Mais quelqu’un va sauter le pas, car il y a de l’argent à gagner… quelque part. Les pertes sont relativement faibles par rapport aux ligues d’autres sports et l’engagement financier est léger par rapport au plafond salarial de 300 millions de dollars dans la NFL ou aux voyages en Formule 1, par exemple.
Un certain nombre de personnalités de Champ Rugby l’ont dit Ville AM que les récents changements apportés à la structure anglaise – selon lesquels la promotion au Prem sera limitée à ceux qui ont les moyens (et le soutien) de concourir – pourraient déclencher une vague d’investissements dans des clubs de deuxième rang ayant des projets ambitieux pour se battre au sommet du jeu.
Mais tant que nous ne verrons pas un nouveau style d’investisseur payer le prix fort pour l’actif qu’il possédera, il sera difficile de comprendre le paysage financier du jeu.
Dyson récupère des actions
Dyson, d’une valeur estimée à 20 milliards de livres sterling, soutiendra Bath pour sa prochaine ère de compétition après avoir aidé le club à réduire ses dettes. Le magnat de l’aspirateur dit qu’il finira par confier le club à ses enfants. Heureusement pour eux.
Mais à moins que des clubs comme Bath ne parviennent à empêcher une nouvelle fois l’augmentation de ces dettes, le cycle ne fera que être retardé plutôt que rompu.

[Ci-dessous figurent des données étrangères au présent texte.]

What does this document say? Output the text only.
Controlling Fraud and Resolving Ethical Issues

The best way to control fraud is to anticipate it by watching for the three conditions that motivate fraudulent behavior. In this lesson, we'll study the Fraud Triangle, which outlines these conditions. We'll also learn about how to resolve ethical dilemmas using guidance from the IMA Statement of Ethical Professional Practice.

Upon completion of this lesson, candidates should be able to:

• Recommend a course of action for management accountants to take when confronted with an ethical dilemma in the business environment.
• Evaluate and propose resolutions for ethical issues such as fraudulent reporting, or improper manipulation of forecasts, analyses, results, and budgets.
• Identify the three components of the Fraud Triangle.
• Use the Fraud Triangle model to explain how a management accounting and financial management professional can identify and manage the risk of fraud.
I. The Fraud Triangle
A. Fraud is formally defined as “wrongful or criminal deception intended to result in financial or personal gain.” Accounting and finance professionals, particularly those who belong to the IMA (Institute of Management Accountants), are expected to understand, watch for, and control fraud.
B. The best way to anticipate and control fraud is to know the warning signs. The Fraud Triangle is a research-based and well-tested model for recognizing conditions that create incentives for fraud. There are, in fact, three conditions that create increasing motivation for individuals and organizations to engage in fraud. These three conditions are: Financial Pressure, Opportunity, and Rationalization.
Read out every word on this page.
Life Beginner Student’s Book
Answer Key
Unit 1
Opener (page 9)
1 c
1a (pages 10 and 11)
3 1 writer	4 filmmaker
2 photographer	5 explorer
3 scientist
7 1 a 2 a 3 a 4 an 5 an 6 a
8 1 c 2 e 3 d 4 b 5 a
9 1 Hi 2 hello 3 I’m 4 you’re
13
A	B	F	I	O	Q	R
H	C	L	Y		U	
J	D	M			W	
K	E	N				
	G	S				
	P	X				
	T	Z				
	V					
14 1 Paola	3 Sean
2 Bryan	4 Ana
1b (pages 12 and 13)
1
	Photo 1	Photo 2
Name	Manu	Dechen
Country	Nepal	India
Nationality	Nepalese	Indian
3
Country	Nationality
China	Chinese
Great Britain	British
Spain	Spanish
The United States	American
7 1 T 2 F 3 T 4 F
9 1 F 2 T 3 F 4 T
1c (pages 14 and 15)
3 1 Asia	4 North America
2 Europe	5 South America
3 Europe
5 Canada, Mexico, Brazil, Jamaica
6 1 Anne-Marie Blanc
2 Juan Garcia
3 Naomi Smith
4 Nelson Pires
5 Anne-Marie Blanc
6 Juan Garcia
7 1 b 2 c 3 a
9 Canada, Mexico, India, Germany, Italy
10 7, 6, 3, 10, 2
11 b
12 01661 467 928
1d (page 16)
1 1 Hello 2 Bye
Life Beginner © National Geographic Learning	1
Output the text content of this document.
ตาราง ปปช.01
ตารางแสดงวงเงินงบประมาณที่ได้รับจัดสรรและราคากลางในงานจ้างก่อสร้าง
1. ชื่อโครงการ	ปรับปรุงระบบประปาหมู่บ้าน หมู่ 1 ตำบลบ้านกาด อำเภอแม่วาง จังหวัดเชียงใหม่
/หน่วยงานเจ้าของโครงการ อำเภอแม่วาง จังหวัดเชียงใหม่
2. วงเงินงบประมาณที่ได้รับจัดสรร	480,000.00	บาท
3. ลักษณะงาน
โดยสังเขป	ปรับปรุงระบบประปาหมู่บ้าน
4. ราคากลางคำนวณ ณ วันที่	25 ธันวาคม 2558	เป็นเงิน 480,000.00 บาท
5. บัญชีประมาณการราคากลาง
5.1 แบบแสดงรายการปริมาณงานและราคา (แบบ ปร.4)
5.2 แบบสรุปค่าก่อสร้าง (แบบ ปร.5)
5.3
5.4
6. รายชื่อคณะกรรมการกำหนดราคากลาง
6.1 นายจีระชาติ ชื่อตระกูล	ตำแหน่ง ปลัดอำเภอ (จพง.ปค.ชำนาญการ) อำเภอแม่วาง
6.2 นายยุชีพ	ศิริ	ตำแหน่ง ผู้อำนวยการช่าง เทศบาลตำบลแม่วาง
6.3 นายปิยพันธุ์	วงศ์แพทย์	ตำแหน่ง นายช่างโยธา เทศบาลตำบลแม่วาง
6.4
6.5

Le rugby a besoin de nouveaux capitaux, de toute urgence. Red Bull l’a fourni, mais à un prix réduit. C’est formidable pour eux, mais auraient-ils été dérangés si le prix demandé n’était pas de 1 £ plus les extras ? L’injection de Dyson, quant à elle, intervient après avoir soutenu le club en tant que sponsor.
De nouvelles capitales britanniques, européennes, américaines et asiatiques, voilà ce dont Prem Rugby a besoin. De nouvelles idées, des propriétaires optimistes et une envie de bousculer le système.
Prem Rugby suit à juste titre le train des annonces d’investissement, mais ni l’un ni l’autre ne sont trop électriques dans le grand schéma des choses.
Les propriétaires farfelus n’ont pas encore rejoint la fête. Et s’ils le font, le sport pourrait devenir bien plus intéressant.